African troops fire on C.Africa protesters, one dead

December 23, 2013 12:14 pm
A man holds a sign reading "No to Sangaris" in the Galabadia district of Bangui on December 22, 2013 during a protest against the French Sangaris Operation/AFP
A man holds a sign reading “No to Sangaris” in the Galabadia district of Bangui on December 22, 2013 during a protest against the French Sangaris Operation/AFP

, BANGUI, Dec 23 – African Union troops early on Monday fired on demonstrators protesting against the president of the strife torn Central African Republic, killing at least one person, according to AFP reporters on the scene.

Several hundred Christian demonstrators crowded at the entrance to the airport in Bangui, calling for the departure of President Michel Djotodia, who became the first Muslim leader of the majority Christian nation after a March coup that unleashed waves of violence in the country.
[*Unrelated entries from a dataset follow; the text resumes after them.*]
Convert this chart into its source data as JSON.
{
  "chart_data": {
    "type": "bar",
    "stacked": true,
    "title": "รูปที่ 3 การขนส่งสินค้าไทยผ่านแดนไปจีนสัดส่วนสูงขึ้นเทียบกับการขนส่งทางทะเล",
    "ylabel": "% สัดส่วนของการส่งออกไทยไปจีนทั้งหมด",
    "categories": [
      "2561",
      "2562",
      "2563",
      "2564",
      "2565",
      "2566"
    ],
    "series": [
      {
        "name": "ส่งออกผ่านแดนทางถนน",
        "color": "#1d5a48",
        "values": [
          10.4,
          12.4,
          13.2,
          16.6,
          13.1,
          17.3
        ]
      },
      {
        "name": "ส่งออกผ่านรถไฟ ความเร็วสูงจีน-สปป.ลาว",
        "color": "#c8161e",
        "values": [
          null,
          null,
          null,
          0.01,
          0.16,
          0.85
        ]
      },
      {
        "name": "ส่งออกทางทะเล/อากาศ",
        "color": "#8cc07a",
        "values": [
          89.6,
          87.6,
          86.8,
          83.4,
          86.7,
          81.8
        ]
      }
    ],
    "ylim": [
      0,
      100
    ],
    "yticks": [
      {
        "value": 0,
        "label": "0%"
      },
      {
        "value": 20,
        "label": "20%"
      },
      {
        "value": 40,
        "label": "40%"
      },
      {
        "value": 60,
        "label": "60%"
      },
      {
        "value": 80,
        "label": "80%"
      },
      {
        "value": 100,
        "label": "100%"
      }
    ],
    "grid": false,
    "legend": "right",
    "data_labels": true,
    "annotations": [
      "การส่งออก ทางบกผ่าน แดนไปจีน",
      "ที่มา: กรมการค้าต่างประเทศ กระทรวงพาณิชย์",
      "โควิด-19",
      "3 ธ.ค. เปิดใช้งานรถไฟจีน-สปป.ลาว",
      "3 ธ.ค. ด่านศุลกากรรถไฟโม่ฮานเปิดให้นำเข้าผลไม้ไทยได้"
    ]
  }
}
They were also calling for the departure of Chadian troops from the African MISCA force that, alongside French troops, has been struggling to restore order in the country.

When two 4X4 vehicles with AU troops from Chad approached the demonstrators, the latter started throwing rocks in their direction.

The soldiers responded by firing their weapons in the air and toward the crowd, killing at least one person and wounding another, according to AFP reporters.

French troops quickly intervened to evacuate the victims.

Many in Bangui accuse Chad, whose President Idriss Deby Itno has been the perennial kingmaker in the Central African Republic, of masterminding the Seleka rebellion that led the March coup.

While Chadian troops are only one component of the 3,700 strong MISCA, African commanders admit that they have been following their own agenda.

Djotodia was the leader of the mostly Muslim Seleka coalition and although he disbanded the group after the coup, some members went rogue.

Months of killing, raping and pillaging followed, sparking international warnings of a major humanitarian crisis and prompting Christians to form vigilante groups.

France has deployed 1,600 soldiers to its former colony alongside the MISCA force.

The French intervention has been largely welcomed by the Christian majority but many Muslims argue operations against the remnants of Seleka have left them exposed to reprisals.

On Sunday several thousand Muslim supporters of Seleka protested in Bangui against French troops, a demonstration that swelled after three ex-Seleka fighters were reported killed in clashes with French soldiers.